Under the Weather

The opinions and beliefs expressed on Mindless Peace are sometimes based on research and facts, sometimes based on meandering 3 AM thoughts and rides on my own personal struggle bus. They are written out to hopefully help people, myself included, iron out the wrinkles in the linen fabric that is life by providing peace in it all through words.

A recent personal struggle bus journey involved more than one difficult passenger. Ever have those days where it’s one irritant after the other? When it rains it pours, this isn’t new but still, it’s like, alright enough! I have no shelter from the storm and I’m about to get hypothermic. The rain does not care who it falls on. After 48 hours of irritations involving a no call/no show, issues at work, arguments with family and then attending a celebratory event that ended up being more miserable than Poe himself, my clothes had reached their limit on how much pouring rain could be absorbed. I craved to go indoors just so I could wring them out and not feel weighed down anymore.

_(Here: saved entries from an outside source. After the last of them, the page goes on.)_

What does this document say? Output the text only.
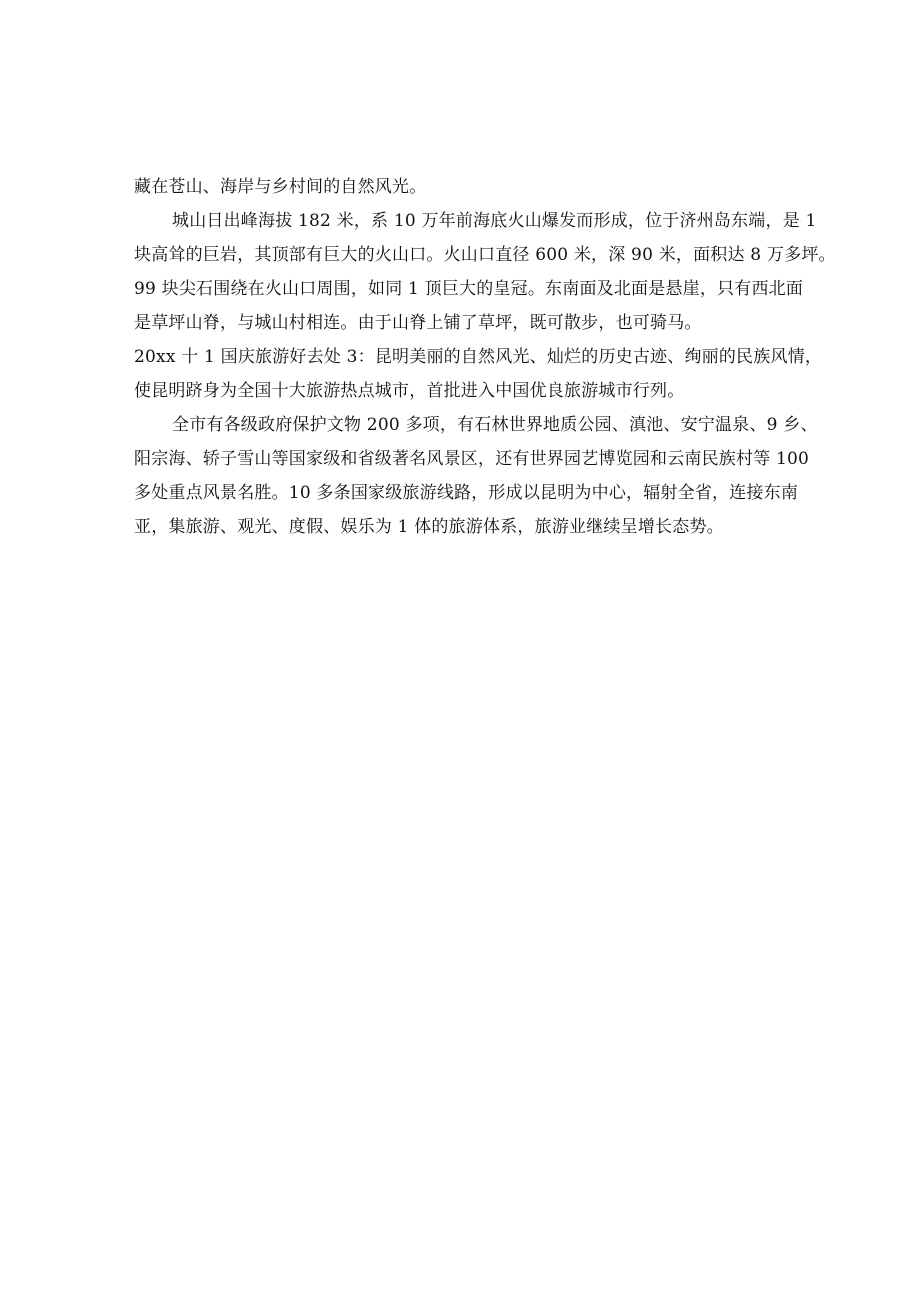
藏在苍山、海岸与乡村间的自然风光。
城山日出峰海拔 182 米，系 10 万年前海底火山爆发而形成，位于济州岛东端，是 1
块高耸的巨岩，其顶部有巨大的火山口。火山口直径 600 米，深 90 米，面积达 8 万多坪。
99 块尖石围绕在火山口周围，如同 1 顶巨大的皇冠。东南面及北面是悬崖，只有西北面
是草坪山脊，与城山村相连。由于山脊上铺了草坪，既可散步，也可骑马。
20xx 十 1 国庆旅游好去处 3：昆明美丽的自然风光、灿烂的历史古迹、绚丽的民族风情，
使昆明跻身为全国十大旅游热点城市，首批进入中国优良旅游城市行列。
全市有各级政府保护文物 200 多项，有石林世界地质公园、滇池、安宁温泉、9 乡、
阳宗海、轿子雪山等国家级和省级著名风景区，还有世界园艺博览园和云南民族村等 100
多处重点风景名胜。10 多条国家级旅游线路，形成以昆明为中心，辐射全省，连接东南
亚，集旅游、观光、度假、娱乐为 1 体的旅游体系，旅游业继续呈增长态势。
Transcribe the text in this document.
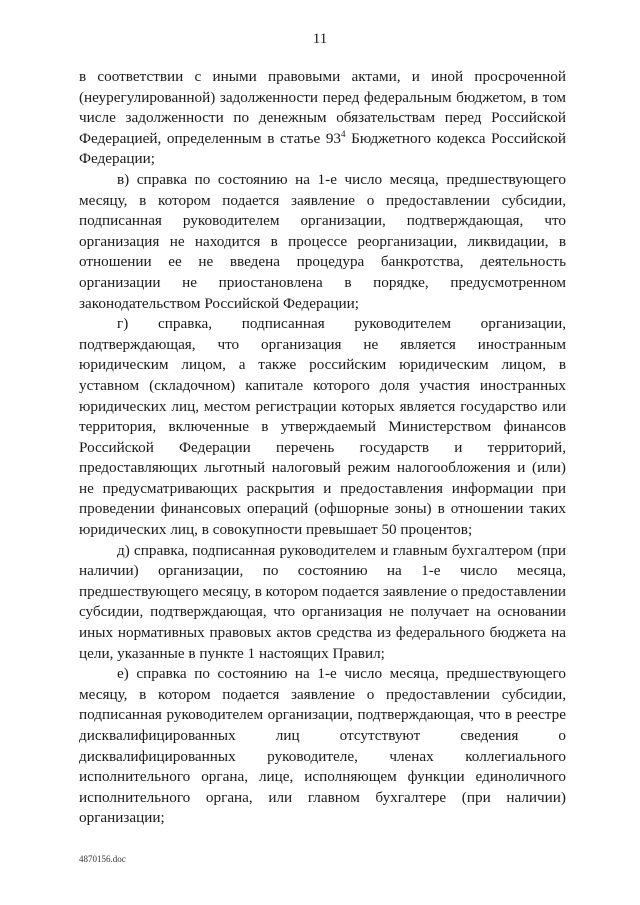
11

в соответствии с иными правовыми актами, и иной просроченной (неурегулированной) задолженности перед федеральным бюджетом, в том числе задолженности по денежным обязательствам перед Российской Федерацией, определенным в статье $93^4$ Бюджетного кодекса Российской Федерации;

в) справка по состоянию на 1-е число месяца, предшествующего месяцу, в котором подается заявление о предоставлении субсидии, подписанная руководителем организации, подтверждающая, что организация не находится в процессе реорганизации, ликвидации, в отношении ее не введена процедура банкротства, деятельность организации не приостановлена в порядке, предусмотренном законодательством Российской Федерации;

г) справка, подписанная руководителем организации, подтверждающая, что организация не является иностранным юридическим лицом, а также российским юридическим лицом, в уставном (складочном) капитале которого доля участия иностранных юридических лиц, местом регистрации которых является государство или территория, включенные в утверждаемый Министерством финансов Российской Федерации перечень государств и территорий, предоставляющих льготный налоговый режим налогообложения и (или) не предусматривающих раскрытия и предоставления информации при проведении финансовых операций (офшорные зоны) в отношении таких юридических лиц, в совокупности превышает 50 процентов;

д) справка, подписанная руководителем и главным бухгалтером (при наличии) организации, по состоянию на 1-е число месяца, предшествующего месяцу, в котором подается заявление о предоставлении субсидии, подтверждающая, что организация не получает на основании иных нормативных правовых актов средства из федерального бюджета на цели, указанные в пункте 1 настоящих Правил;

е) справка по состоянию на 1-е число месяца, предшествующего месяцу, в котором подается заявление о предоставлении субсидии, подписанная руководителем организации, подтверждающая, что в реестре дисквалифицированных лиц отсутствуют сведения о дисквалифицированных руководителе, членах коллегиального исполнительного органа, лице, исполняющем функции единоличного исполнительного органа, или главном бухгалтере (при наличии) организации;

4870156.doc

The rain does not care who it falls on.-Genevieve Rose

How nice it would be to be an island, to truly do it alone. To leave and not return. Avoid the people, keep the peace. It would work but only until the urge arises to get something accomplished. We need people, many of them, to get things in motion. We may not need to pair up and get married for stability and survival like people did a century ago but if we want a double income and to put in the hard work that is love, we need people. We need people to have connections, personal and professional because so much happens for us based on our reputations and building a reputation means needing people. We need people in order to have careers, we need referrals, we need supporters, we need fans; all of which are human beings. Living on an island seems a bit trickier now, doesn’t it? It’s not as simple as going off the grid, dumping the gas, throwing the match and watching the Golden Gate burn. That’s how it felt mentally scrolling down the list of personal goals in life and checking which ones would actually require other people. Turns out, others are necessary for the majority of desired accomplishments. This means I cannot book a trip to Belize and be left alone on an island there, even though that’s what I want more than anything when getting a handful of difficult humans to deal with. Truth is, I’m difficult too, I know that but if I jetted off to a one-woman island no one would have to deal with me, would they? No, but I don’t think a writer like me would feel fulfilled scrawling words on scraps of paper that I’d roll up and slide into bottles that get corked and tossed into the sea. It wouldn’t be enough to stand on the shore of tropical paradise and watch my words drift into the abyss rather than into the hearts of others. I need people. I need readers. I need an audience (obviously, I host a blog.) Sometimes I want people around, I just don’t like it when they’re insincere, ignorant, aggressive, or childish but who would enjoy people like that? The rain pours as it pleases. All I can do is pull a ‘90s era Michael Jackson and find an umbrella to take refuge under. The downpour has to end sometime. The storm even subsided for Noah on day forty-one. I can take cover for now, anyone have an ark that I can board?